What are some of the routines for writing an essay?

Before you write an academic paper, you first need to decide on your topic. A good choice of topic is at least half of success. The basic principles of choosing a topic are:

(1) Choose a problem that interests you. For students without academic interest, scientific research will be a very painful thing and will be detrimental to their physical and mental health. Each student in the search for the selection of the first to find their own real interest in the issue, because the driving force to promote academic research is precisely curiosity, is to solve the guessing game when the kind of pure intellectual pleasure. Some students may be more utilitarian, hoping to choose a topic that will help them in their career development, which often leads to the homogenization of their choice of topics, or too empty.
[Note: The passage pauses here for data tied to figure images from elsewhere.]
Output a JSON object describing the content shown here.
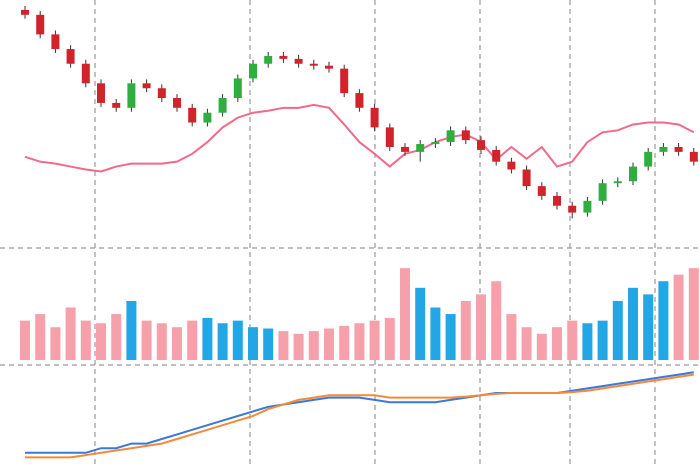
{
  "chart_data": {
    "type": "candlestick",
    "open": [
      235,
      230,
      210,
      195,
      180,
      160,
      140,
      135,
      160,
      155,
      145,
      135,
      120,
      130,
      145,
      165,
      180,
      188,
      185,
      180,
      178,
      175,
      150,
      135,
      115,
      95,
      90,
      98,
      100,
      112,
      102,
      92,
      80,
      72,
      55,
      45,
      35,
      28,
      40,
      58,
      60,
      75,
      90,
      95,
      90
    ],
    "high": [
      239,
      234,
      214,
      199,
      184,
      164,
      144,
      164,
      164,
      159,
      149,
      139,
      134,
      149,
      169,
      184,
      192,
      192,
      189,
      184,
      182,
      179,
      154,
      139,
      119,
      99,
      102,
      104,
      116,
      116,
      106,
      96,
      84,
      76,
      59,
      49,
      39,
      44,
      62,
      64,
      79,
      94,
      99,
      99,
      94
    ],
    "low": [
      226,
      206,
      191,
      176,
      156,
      136,
      131,
      131,
      151,
      141,
      131,
      116,
      116,
      126,
      141,
      161,
      176,
      181,
      176,
      174,
      171,
      146,
      131,
      111,
      91,
      86,
      80,
      94,
      96,
      98,
      88,
      76,
      68,
      51,
      41,
      31,
      22,
      24,
      36,
      54,
      56,
      71,
      86,
      86,
      76
    ],
    "close": [
      230,
      210,
      195,
      180,
      160,
      140,
      135,
      160,
      155,
      145,
      135,
      120,
      130,
      145,
      165,
      180,
      188,
      185,
      180,
      178,
      175,
      150,
      135,
      115,
      95,
      90,
      98,
      100,
      112,
      102,
      92,
      80,
      72,
      55,
      45,
      35,
      28,
      40,
      58,
      60,
      75,
      90,
      95,
      90,
      80
    ],
    "ylim": [
      0,
      240
    ],
    "up_color": "#2fae3f",
    "down_color": "#d0232a",
    "moving_average": {
      "color": "#f06a8a",
      "values": [
        85,
        80,
        78,
        75,
        72,
        70,
        75,
        78,
        78,
        78,
        80,
        88,
        100,
        115,
        125,
        130,
        132,
        135,
        135,
        138,
        135,
        118,
        100,
        88,
        75,
        88,
        92,
        100,
        105,
        108,
        100,
        82,
        95,
        83,
        95,
        75,
        80,
        100,
        110,
        112,
        118,
        120,
        120,
        118,
        110
      ]
    },
    "volume": {
      "ylim": [
        0,
        80
      ],
      "up_color": "#22a6e6",
      "down_color": "#f5a0aa",
      "values": [
        30,
        35,
        25,
        40,
        30,
        28,
        35,
        45,
        30,
        28,
        25,
        30,
        32,
        28,
        30,
        25,
        24,
        22,
        20,
        22,
        24,
        26,
        28,
        30,
        32,
        70,
        55,
        40,
        35,
        45,
        50,
        60,
        35,
        25,
        20,
        25,
        30,
        28,
        30,
        45,
        55,
        50,
        60,
        65,
        70
      ]
    },
    "indicator": {
      "ylim": [
        -10,
        10
      ],
      "series": [
        {
          "color": "#3b78d8",
          "values": [
            -8,
            -8,
            -8,
            -8,
            -8,
            -7,
            -7,
            -6,
            -6,
            -5,
            -4,
            -3,
            -2,
            -1,
            0,
            1,
            2,
            2.5,
            3,
            3.5,
            4,
            4,
            4,
            3.5,
            3,
            3,
            3,
            3,
            3.5,
            4,
            4.5,
            5,
            5,
            5,
            5,
            5,
            5.5,
            6,
            6.5,
            7,
            7.5,
            8,
            8.5,
            9,
            9.5
          ]
        },
        {
          "color": "#f28a3c",
          "values": [
            -9,
            -9,
            -9,
            -9,
            -8.5,
            -8,
            -7.5,
            -7,
            -6.5,
            -6,
            -5,
            -4,
            -3,
            -2,
            -1,
            0,
            1.5,
            2.5,
            3.5,
            4,
            4.5,
            4.5,
            4.5,
            4.5,
            4,
            4,
            4,
            4,
            4,
            4.2,
            4.5,
            4.8,
            5,
            5,
            5,
            5,
            5.2,
            5.5,
            6,
            6.5,
            7,
            7.5,
            8,
            8.5,
            9
          ]
        }
      ]
    }
  }
}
(2) Choose a problem that can be solved by the theories and practical experimental conditions you have mastered. Another characteristic of Chinese students is that they always want to choose the most meaningful topic. This is certainly not wrong, but there are certain misunderstandings. There are too many meaningful topics, but we can only choose our own topics within the existing constraints. This constraint is our theoretical foundation and experimental conditions. Let's say that an undergraduate student with limited theoretical knowledge is bound to have difficulty in choosing a graduate student topic, or, alternatively, a topic that is not allowed by laboratory conditions is impossible to accomplish. Many meaningful questions are temporarily beyond our grasp in terms of reality, so we can only regretfully give up. For example, how to be happy in life can be said to be one of the most meaningful topics, but what methods can you use to study this problem? For example, female students studying in the United States and male students compared to the road faster, because male students always want to do China's economic reform of the general idea of such a big problem, while female students are more down-to-earth in accordance with the mentor's advice to collect data, modeling, tuning parameters, the results are more likely to produce results.

(3) Try to make the problem as detailed as possible, don't choose big and empty problems. A big and empty problem can only show that you haven't thought a problem through clearly. For example, if you choose the topic is "China's balance of payments", the reader can not tell what you really want to study, in fact, this may be more suitable for a course title rather than a dissertation title. A preferable title, for example, might be "Why China has both current account and capital account surpluses". (4) Subject to the first three conditions, try to choose an issue that will be of interest to others. Everyone wants his or her article to be read by more readers, and this may pose a "dilemma" when writing an economics paper, which, by nature, cannot have many readers. A first-rate economics journal may be written by 500 people and read by 500 people. However, exceptions are not unheard of. I recall an article in the Journal of Political Economy on the political economy of the fairy tale The Wizard of Oz, which, according to the author's testimony, was actually a political allegory reflecting the controversy surrounding the reform of the U.S. monetary system. The essay was highly regarded by Friedman. In fact, it is not at all one of those very technical academic papers, and its brilliance lies in finding a good angle of analysis. Zhang Wuchang's "The Fable of the Bees" is also similar. Imagine a farm in a bright spring day, with the fragrance of flowers wafting around, and bees busying themselves among the flowers, while economists ponder over the issue of property rights at the side. It's so romantic and poetic, how could anyone not clamor for a glimpse?